What they captured is both heartbreaking and shocking; Wang’s aim isn’t simply to show the overwhelming emergency but to contextualize it. Via voiceover, she demonstrates how the truth is manipulated in the official account to uphold a façade of positivity. “We don’t have freedom of expression,” says a woman when one of the cameramen tries to interview her about how the sick and the dead are being handled. No one dares speak up for fear of retaliation in a country where the government keeps a tight seal on information, making facts elusive.

While casualties reached worrying numbers, the media was instructed to misinform about the gravity of what they were facing. Through repetition, Wang and co-editor Michael Shade make China’s strong grip on narrative strikingly clear. On multiple instances throughout the film, they show several anchors from a variety of TV stations relaying an important message using the exact same verbiage, word for word. The uniformity and compliance on the outlets’ part, and the population’s duty to believe what they say without inquiring about its veracity, speak of the loyalty demanded of them, one that prioritizes party and country before any individual’s liberties.

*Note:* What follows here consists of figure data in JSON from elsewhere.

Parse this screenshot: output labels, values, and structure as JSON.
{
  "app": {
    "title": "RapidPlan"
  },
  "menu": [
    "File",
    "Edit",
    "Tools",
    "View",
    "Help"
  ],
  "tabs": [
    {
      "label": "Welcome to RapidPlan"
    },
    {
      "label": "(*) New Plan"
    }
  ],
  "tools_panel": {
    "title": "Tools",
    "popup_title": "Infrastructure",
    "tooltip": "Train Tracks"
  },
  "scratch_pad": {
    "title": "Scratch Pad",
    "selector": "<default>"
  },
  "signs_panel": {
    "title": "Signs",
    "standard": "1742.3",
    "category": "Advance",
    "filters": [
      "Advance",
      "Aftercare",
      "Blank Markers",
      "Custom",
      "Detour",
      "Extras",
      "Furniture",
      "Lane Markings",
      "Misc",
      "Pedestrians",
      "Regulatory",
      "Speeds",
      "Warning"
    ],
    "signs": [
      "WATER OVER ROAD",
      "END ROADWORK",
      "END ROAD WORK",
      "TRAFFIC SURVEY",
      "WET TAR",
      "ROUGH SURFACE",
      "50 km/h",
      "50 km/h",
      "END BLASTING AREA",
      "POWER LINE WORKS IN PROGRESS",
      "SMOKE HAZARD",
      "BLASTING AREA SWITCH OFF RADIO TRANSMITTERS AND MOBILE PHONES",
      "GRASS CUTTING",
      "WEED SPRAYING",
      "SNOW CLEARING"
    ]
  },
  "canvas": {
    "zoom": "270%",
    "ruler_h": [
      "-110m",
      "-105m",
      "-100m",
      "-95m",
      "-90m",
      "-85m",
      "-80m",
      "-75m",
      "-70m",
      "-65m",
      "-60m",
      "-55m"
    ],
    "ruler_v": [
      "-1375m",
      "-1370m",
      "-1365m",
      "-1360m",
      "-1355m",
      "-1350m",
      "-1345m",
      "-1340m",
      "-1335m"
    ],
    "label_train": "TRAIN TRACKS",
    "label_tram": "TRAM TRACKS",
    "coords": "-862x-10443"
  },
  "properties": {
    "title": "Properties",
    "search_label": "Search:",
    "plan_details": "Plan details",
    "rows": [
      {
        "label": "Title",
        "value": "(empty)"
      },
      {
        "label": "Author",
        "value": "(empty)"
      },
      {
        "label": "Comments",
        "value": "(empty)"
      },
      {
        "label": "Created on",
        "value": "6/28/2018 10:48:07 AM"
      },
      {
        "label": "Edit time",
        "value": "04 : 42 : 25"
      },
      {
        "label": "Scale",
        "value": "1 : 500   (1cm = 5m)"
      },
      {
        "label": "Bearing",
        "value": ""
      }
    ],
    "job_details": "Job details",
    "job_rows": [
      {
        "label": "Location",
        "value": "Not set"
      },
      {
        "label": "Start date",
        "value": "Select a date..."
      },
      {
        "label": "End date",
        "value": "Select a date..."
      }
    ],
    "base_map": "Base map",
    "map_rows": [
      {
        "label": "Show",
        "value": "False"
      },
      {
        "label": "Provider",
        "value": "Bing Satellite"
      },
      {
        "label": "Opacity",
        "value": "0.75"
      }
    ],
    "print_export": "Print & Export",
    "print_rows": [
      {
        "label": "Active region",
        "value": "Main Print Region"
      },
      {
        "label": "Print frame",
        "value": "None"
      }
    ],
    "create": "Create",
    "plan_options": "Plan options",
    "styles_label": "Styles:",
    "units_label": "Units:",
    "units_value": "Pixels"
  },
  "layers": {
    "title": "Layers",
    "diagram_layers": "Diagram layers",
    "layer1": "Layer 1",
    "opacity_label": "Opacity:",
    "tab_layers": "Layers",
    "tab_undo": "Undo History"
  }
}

At the heart of the cover-up, it would appear, there’s a great deal of political paranoia. Everyone is taught that if negative information leaks into Western media, China’s image will be soiled, and that’s unacceptable. No matter the human or economic cost, the most critical goal is to appear as a functional, powerful system. To emphasize this, Wang shows video propaganda the state created, which frames the epidemic in a positive light. Nurses and doctors are seen doing their jobs with little urgency, and the scenes are scored with inspirational music. China overcomes disaster, the videos say, and it’s another triumph for the Communist rulers. The filmmaker notes how even those who lost family members in the horrific initial months of the pandemic still express their gratitude to the party with tears in their eyes.

Lest American viewers take this in as a cautionary tale on the perils of socialism, Wang then flips the focus toward the pathological individualism that’s preached as freedom stateside portraying it as equally dangerous. Aggressive pro-Trump protesters who deny science and claim that lockdowns infringe on their freedoms exemplify how prone some Americans are for brainwashing.

In the same breath, right-wing militants urge people to not listen to leaders blindly while having learned all the conspiracies and lies about the pandemic from the Trump administration. They deem themselves independent thinkers while donning MAGA hats and worshipping at the altar of Fox News. “In the Same Breath” reminds viewers that indoctrination is indoctrination, no matter the source.

Once Wang gets into the murky waters of the hoaxers here, one wishes she could dig deeper and examine the evolution of those fringe factions at length. That unfortunately doesn’t happen — likely given how much ground there is to cover with this story — yet her hard-hitting doc, both explores complex ideological battles and maps how a humanitarian calamity morphed into a political one in both countries. A unique artist, Wang has the discernment to make these connections because of her life experiences in both the Chinese and American systems.

Moving between the public and the classified, she elevates the piece with heartbreaking testimony from American nurses on the front line, retelling the nightmarish shortage of PPE and the CDC’s mismanagement across the board, and by discussing the consequences for journalists like Chen Qiushi, who outspokenly demanded answers from tight-lipped authorities. By the time “In the Same Breath” reaches its conclusion, with footage of 2021 New Year’s festivities, we comprehend that Wang is warning us about not just a physical contagion, but also the equally transmittable rise of authoritarianism across all latitudes.

“In the Same Breath” debuts August 18 on HBO.